A Court of Wings and Ruin (A Court of Thorns and Roses #3) by Sarah J. Maas



They became immensely interested in some spot or stain on the surface between them.

I scowled at them, but swallowed. And even though my sisters waited inside, even though the urge to see them was so tangible I wouldn’t have been surprised to find a rope tugging me into the House, I said to Lucien, “Rhys saved my life on Calanmai.”

So I told him. All of it—the story that perhaps would help him understand. And realize how truly safe Elain was—he now was. I eventually summoned Rhys to explain his own history—and he gave Lucien the barest details. None of the vulnerable, sorrowful bits that had reduced me to tears in that mountain cabin. But it painted a clear enough picture.

Lucien said nothing while Rhys spoke. Or when I continued with my tale, Cassian often chiming in with his own account of how it’d been to live with two mated-yet-un-mated people, to pretend Rhys wasn’t courting me, to welcome me into their little circle.

I didn’t know how long had passed when we finished, though Rhys and Cassian used the time to unabashedly sun their wings by the open balcony ledge. I left off our story at Hybern—at the day I’d gone back to the Spring Court.

Silence fell, and Rhys and Cassian again walked away, understanding the emotion swimming in Lucien’s eye—the meaning of the long breath he blew out.

When we were alone, Lucien rubbed his eyes. “I’ve seen Rhysand do such … horrible things, seen him play the dark prince over and over. And yet you tell me it was all a lie. A mask. All to protect this place, these people. And I would have laughed at you for believing it, and yet … this city exists. Untouched—or until recently, I suppose. Even the Dawn Court’s cities are nothing so lovely as this.”

“Lucien—”

“And you love him. And he—he truly does love you.” Lucien dragged a hand through his red hair. “And all these people I have spent my centuries hating, even fearing … They are your family.”

“I think Amren would probably deny that she feels any affection for us—”

“Amren is a bedtime story they told us as younglings to make us behave. Amren was who would drink my blood and carry me to hell if I acted out of line. And yet there she was, acting more like a cranky old aunt than anything.”

“We don’t—we don’t enforce protocol and rank here.”

“Obviously. Rhys lives in a town house, by the Cauldron.” He waved an arm to encompass the city.

I didn’t know what to say, so I kept silent.

“I hadn’t realized I was a villain in your narrative,” Lucien breathed.

“You weren’t.” Not entirely.

The sun danced on the distant sea, turning the horizon into a glittering sprawl of light.

“She doesn’t know anything about you. Only the basics that Rhys gave her: you are a High Lord’s son, serving in the Spring Court. And you helped me Under the Mountain. Nothing else.”

I didn’t add that Rhys had told me my sister hadn’t asked about him at all.

I straightened. “I would like to see them first. I know you’re anxious—”

“Just do it,” Lucien said, bracing his forearms on the stone rail of the veranda. “Come get me when she’s ready.”

I almost patted his shoulder—almost said something reassuring.

But words failed me again as I headed for the dim interior of the House.



Rhys had given Nesta and Elain a suite of connecting rooms, all with views overlooking the city and river and distant mountains beyond.

But it was in the family library that Rhys tracked down Nesta.

There was a coiled, razor-sharp tension in Cassian as the three of us strode down the stairways of the House, the red stone halls dim and echoing with the rustle of Cassian’s wings and the faint howl of wind rattling at every window. A tension that grew more taut with every step toward the double doors of the library. I hadn’t asked if they had seen each other, or spoken, since that day in Hybern.

Cassian volunteered no information.

And I might have asked Rhys down the bond had he not opened one of the doors.

Had I not immediately spied Nesta curled in an armchair, a book on her knees, looking—for once—very un-Nesta-like. Casual. Perhaps relaxed.
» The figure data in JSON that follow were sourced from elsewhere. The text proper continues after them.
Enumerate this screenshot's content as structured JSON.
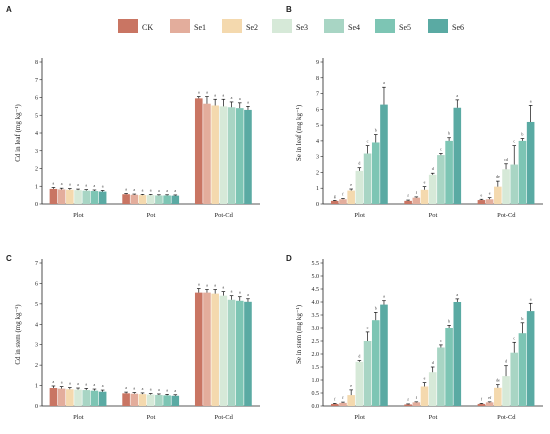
{
  "legend": {
    "items": [
      {
        "name": "CK",
        "color": "#c97563"
      },
      {
        "name": "Se1",
        "color": "#e3ad9c"
      },
      {
        "name": "Se2",
        "color": "#f4d9ae"
      },
      {
        "name": "Se3",
        "color": "#d6e9d8"
      },
      {
        "name": "Se4",
        "color": "#a8d5c4"
      },
      {
        "name": "Se5",
        "color": "#7dc5b4"
      },
      {
        "name": "Se6",
        "color": "#5aaaa3"
      }
    ]
  },
  "chart_data": [
    {
      "panel": "A",
      "type": "bar",
      "ylabel": "Cd in leaf (mg kg⁻¹)",
      "ylim": [
        0,
        8
      ],
      "yticks": [
        "0",
        "1",
        "2",
        "3",
        "4",
        "5",
        "6",
        "7",
        "8"
      ],
      "categories": [
        "Plot",
        "Pot",
        "Pot-Cd"
      ],
      "series": [
        {
          "name": "CK",
          "values": [
            0.85,
            0.55,
            5.95
          ],
          "errors": [
            0.08,
            0.04,
            0.1
          ],
          "letters": [
            "a",
            "a",
            "a"
          ]
        },
        {
          "name": "Se1",
          "values": [
            0.82,
            0.52,
            5.65
          ],
          "errors": [
            0.07,
            0.04,
            0.4
          ],
          "letters": [
            "a",
            "a",
            "a"
          ]
        },
        {
          "name": "Se2",
          "values": [
            0.8,
            0.5,
            5.55
          ],
          "errors": [
            0.07,
            0.04,
            0.35
          ],
          "letters": [
            "a",
            "a",
            "a"
          ]
        },
        {
          "name": "Se3",
          "values": [
            0.78,
            0.5,
            5.5
          ],
          "errors": [
            0.06,
            0.04,
            0.4
          ],
          "letters": [
            "a",
            "a",
            "a"
          ]
        },
        {
          "name": "Se4",
          "values": [
            0.75,
            0.48,
            5.45
          ],
          "errors": [
            0.06,
            0.04,
            0.3
          ],
          "letters": [
            "a",
            "a",
            "a"
          ]
        },
        {
          "name": "Se5",
          "values": [
            0.73,
            0.48,
            5.4
          ],
          "errors": [
            0.06,
            0.04,
            0.3
          ],
          "letters": [
            "a",
            "a",
            "a"
          ]
        },
        {
          "name": "Se6",
          "values": [
            0.7,
            0.47,
            5.3
          ],
          "errors": [
            0.06,
            0.04,
            0.2
          ],
          "letters": [
            "a",
            "a",
            "a"
          ]
        }
      ]
    },
    {
      "panel": "B",
      "type": "bar",
      "ylabel": "Se in leaf (mg kg⁻¹)",
      "ylim": [
        0,
        9
      ],
      "yticks": [
        "0",
        "1",
        "2",
        "3",
        "4",
        "5",
        "6",
        "7",
        "8",
        "9"
      ],
      "categories": [
        "Plot",
        "Pot",
        "Pot-Cd"
      ],
      "series": [
        {
          "name": "CK",
          "values": [
            0.2,
            0.2,
            0.25
          ],
          "errors": [
            0.03,
            0.05,
            0.05
          ],
          "letters": [
            "g",
            "f",
            "e"
          ]
        },
        {
          "name": "Se1",
          "values": [
            0.3,
            0.4,
            0.3
          ],
          "errors": [
            0.05,
            0.05,
            0.1
          ],
          "letters": [
            "f",
            "f",
            "e"
          ]
        },
        {
          "name": "Se2",
          "values": [
            0.85,
            0.9,
            1.1
          ],
          "errors": [
            0.1,
            0.2,
            0.35
          ],
          "letters": [
            "e",
            "e",
            "de"
          ]
        },
        {
          "name": "Se3",
          "values": [
            2.1,
            1.85,
            2.2
          ],
          "errors": [
            0.2,
            0.1,
            0.35
          ],
          "letters": [
            "d",
            "d",
            "cd"
          ]
        },
        {
          "name": "Se4",
          "values": [
            3.2,
            3.1,
            2.5
          ],
          "errors": [
            0.5,
            0.1,
            1.2
          ],
          "letters": [
            "c",
            "c",
            "c"
          ]
        },
        {
          "name": "Se5",
          "values": [
            3.9,
            4.0,
            4.0
          ],
          "errors": [
            0.5,
            0.2,
            0.15
          ],
          "letters": [
            "b",
            "b",
            "b"
          ]
        },
        {
          "name": "Se6",
          "values": [
            6.3,
            6.1,
            5.2
          ],
          "errors": [
            1.1,
            0.5,
            1.05
          ],
          "letters": [
            "a",
            "a",
            "a"
          ]
        }
      ]
    },
    {
      "panel": "C",
      "type": "bar",
      "ylabel": "Cd in stem (mg kg⁻¹)",
      "ylim": [
        0,
        7
      ],
      "yticks": [
        "0",
        "1",
        "2",
        "3",
        "4",
        "5",
        "6",
        "7"
      ],
      "categories": [
        "Plot",
        "Pot",
        "Pot-Cd"
      ],
      "series": [
        {
          "name": "CK",
          "values": [
            0.88,
            0.62,
            5.55
          ],
          "errors": [
            0.1,
            0.06,
            0.2
          ],
          "letters": [
            "a",
            "a",
            "a"
          ]
        },
        {
          "name": "Se1",
          "values": [
            0.85,
            0.6,
            5.55
          ],
          "errors": [
            0.1,
            0.06,
            0.15
          ],
          "letters": [
            "a",
            "a",
            "a"
          ]
        },
        {
          "name": "Se2",
          "values": [
            0.82,
            0.58,
            5.5
          ],
          "errors": [
            0.08,
            0.06,
            0.2
          ],
          "letters": [
            "a",
            "a",
            "a"
          ]
        },
        {
          "name": "Se3",
          "values": [
            0.8,
            0.56,
            5.4
          ],
          "errors": [
            0.08,
            0.05,
            0.2
          ],
          "letters": [
            "a",
            "a",
            "a"
          ]
        },
        {
          "name": "Se4",
          "values": [
            0.78,
            0.54,
            5.2
          ],
          "errors": [
            0.08,
            0.05,
            0.2
          ],
          "letters": [
            "a",
            "a",
            "a"
          ]
        },
        {
          "name": "Se5",
          "values": [
            0.75,
            0.52,
            5.15
          ],
          "errors": [
            0.08,
            0.05,
            0.2
          ],
          "letters": [
            "a",
            "a",
            "a"
          ]
        },
        {
          "name": "Se6",
          "values": [
            0.7,
            0.5,
            5.1
          ],
          "errors": [
            0.08,
            0.05,
            0.15
          ],
          "letters": [
            "a",
            "a",
            "a"
          ]
        }
      ]
    },
    {
      "panel": "D",
      "type": "bar",
      "ylabel": "Se in stem (mg kg⁻¹)",
      "ylim": [
        0,
        5.5
      ],
      "yticks": [
        "0.0",
        "0.5",
        "1.0",
        "1.5",
        "2.0",
        "2.5",
        "3.0",
        "3.5",
        "4.0",
        "4.5",
        "5.0",
        "5.5"
      ],
      "categories": [
        "Plot",
        "Pot",
        "Pot-Cd"
      ],
      "series": [
        {
          "name": "CK",
          "values": [
            0.08,
            0.06,
            0.08
          ],
          "errors": [
            0.02,
            0.02,
            0.02
          ],
          "letters": [
            "f",
            "f",
            "f"
          ]
        },
        {
          "name": "Se1",
          "values": [
            0.12,
            0.14,
            0.14
          ],
          "errors": [
            0.03,
            0.02,
            0.02
          ],
          "letters": [
            "f",
            "f",
            "ef"
          ]
        },
        {
          "name": "Se2",
          "values": [
            0.42,
            0.75,
            0.7
          ],
          "errors": [
            0.2,
            0.15,
            0.12
          ],
          "letters": [
            "e",
            "e",
            "de"
          ]
        },
        {
          "name": "Se3",
          "values": [
            1.7,
            1.3,
            1.15
          ],
          "errors": [
            0.05,
            0.2,
            0.4
          ],
          "letters": [
            "d",
            "d",
            "d"
          ]
        },
        {
          "name": "Se4",
          "values": [
            2.5,
            2.25,
            2.05
          ],
          "errors": [
            0.35,
            0.1,
            0.4
          ],
          "letters": [
            "c",
            "c",
            "c"
          ]
        },
        {
          "name": "Se5",
          "values": [
            3.3,
            3.0,
            2.8
          ],
          "errors": [
            0.3,
            0.1,
            0.4
          ],
          "letters": [
            "b",
            "b",
            "b"
          ]
        },
        {
          "name": "Se6",
          "values": [
            3.9,
            4.0,
            3.65
          ],
          "errors": [
            0.15,
            0.12,
            0.3
          ],
          "letters": [
            "a",
            "a",
            "a"
          ]
        }
      ]
    }
  ]
}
Perfectly content to be alone.

The moment my shoes scuffed against the stone floor, she shot straight up, back going stiff, closing her book with a muffled thud. Yet her gray-blue eyes didn’t so much as widen as they beheld me.

As I took her in.

Nesta had been beautiful as a human woman.
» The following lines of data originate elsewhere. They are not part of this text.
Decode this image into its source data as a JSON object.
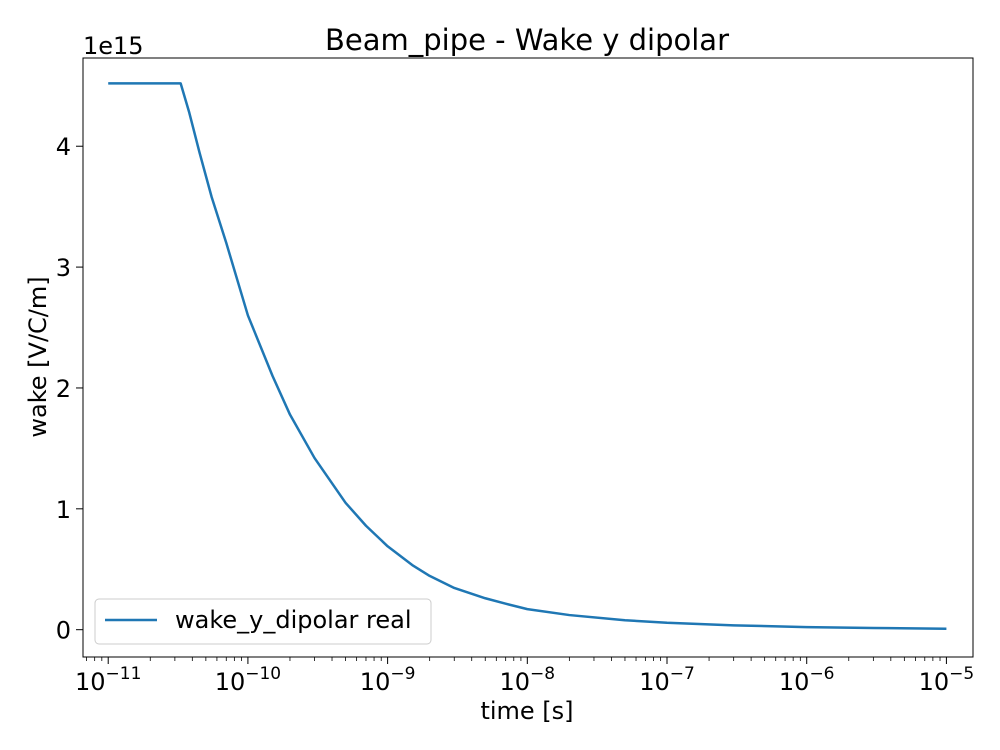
{
  "chart_data": {
    "type": "line",
    "title": "Beam_pipe - Wake y dipolar",
    "xlabel": "time [s]",
    "ylabel": "wake [V/C/m]",
    "x_scale": "log",
    "y_offset_text": "1e15",
    "xlim": [
      6.6e-12,
      1.55e-05
    ],
    "ylim": [
      -0.226,
      4.73
    ],
    "grid": false,
    "legend_position": "lower-left",
    "x_ticks": [
      {
        "value": 1e-11,
        "base": "10",
        "exp": "−11"
      },
      {
        "value": 1e-10,
        "base": "10",
        "exp": "−10"
      },
      {
        "value": 1e-09,
        "base": "10",
        "exp": "−9"
      },
      {
        "value": 1e-08,
        "base": "10",
        "exp": "−8"
      },
      {
        "value": 1e-07,
        "base": "10",
        "exp": "−7"
      },
      {
        "value": 1e-06,
        "base": "10",
        "exp": "−6"
      },
      {
        "value": 1e-05,
        "base": "10",
        "exp": "−5"
      }
    ],
    "y_ticks": [
      {
        "value": 0,
        "label": "0"
      },
      {
        "value": 1,
        "label": "1"
      },
      {
        "value": 2,
        "label": "2"
      },
      {
        "value": 3,
        "label": "3"
      },
      {
        "value": 4,
        "label": "4"
      }
    ],
    "series": [
      {
        "name": "wake_y_dipolar real",
        "color": "#1f77b4",
        "x": [
          1e-11,
          2e-11,
          3.3e-11,
          3.8e-11,
          4.5e-11,
          5.5e-11,
          7e-11,
          1e-10,
          1.5e-10,
          2e-10,
          3e-10,
          5e-10,
          7e-10,
          1e-09,
          1.5e-09,
          2e-09,
          3e-09,
          5e-09,
          7e-09,
          1e-08,
          2e-08,
          5e-08,
          1e-07,
          3e-07,
          1e-06,
          3e-06,
          1e-05
        ],
        "y": [
          4.52,
          4.52,
          4.52,
          4.28,
          3.95,
          3.58,
          3.2,
          2.6,
          2.1,
          1.78,
          1.42,
          1.05,
          0.86,
          0.69,
          0.535,
          0.445,
          0.345,
          0.26,
          0.215,
          0.17,
          0.121,
          0.078,
          0.057,
          0.036,
          0.021,
          0.014,
          0.008
        ]
      }
    ]
  }
}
As High Fae, she was devastating.

From the utter stillness with which Cassian stood beside me, I wondered if he thought the same thing.

She was in a pewter-colored gown, its make simple, yet the material fine. Her hair was braided over the crown of her head, accentuating her long, pale neck—a neck Cassian’s eyes darted to, then quickly away from, as she sized us up and said to me, “You’re back.”

With her hair styled like that, it hid the pointed ears. But there was nothing to hide the ethereal grace as she took one step. As her focus again returned to Cassian and she added, “What do you want?”

I felt the blow like a punch to my gut. “At least immortality hasn’t changed some things about you.”

Nesta’s look was nothing short of icy. “Is there a purpose to this visit, or may I return to my book?”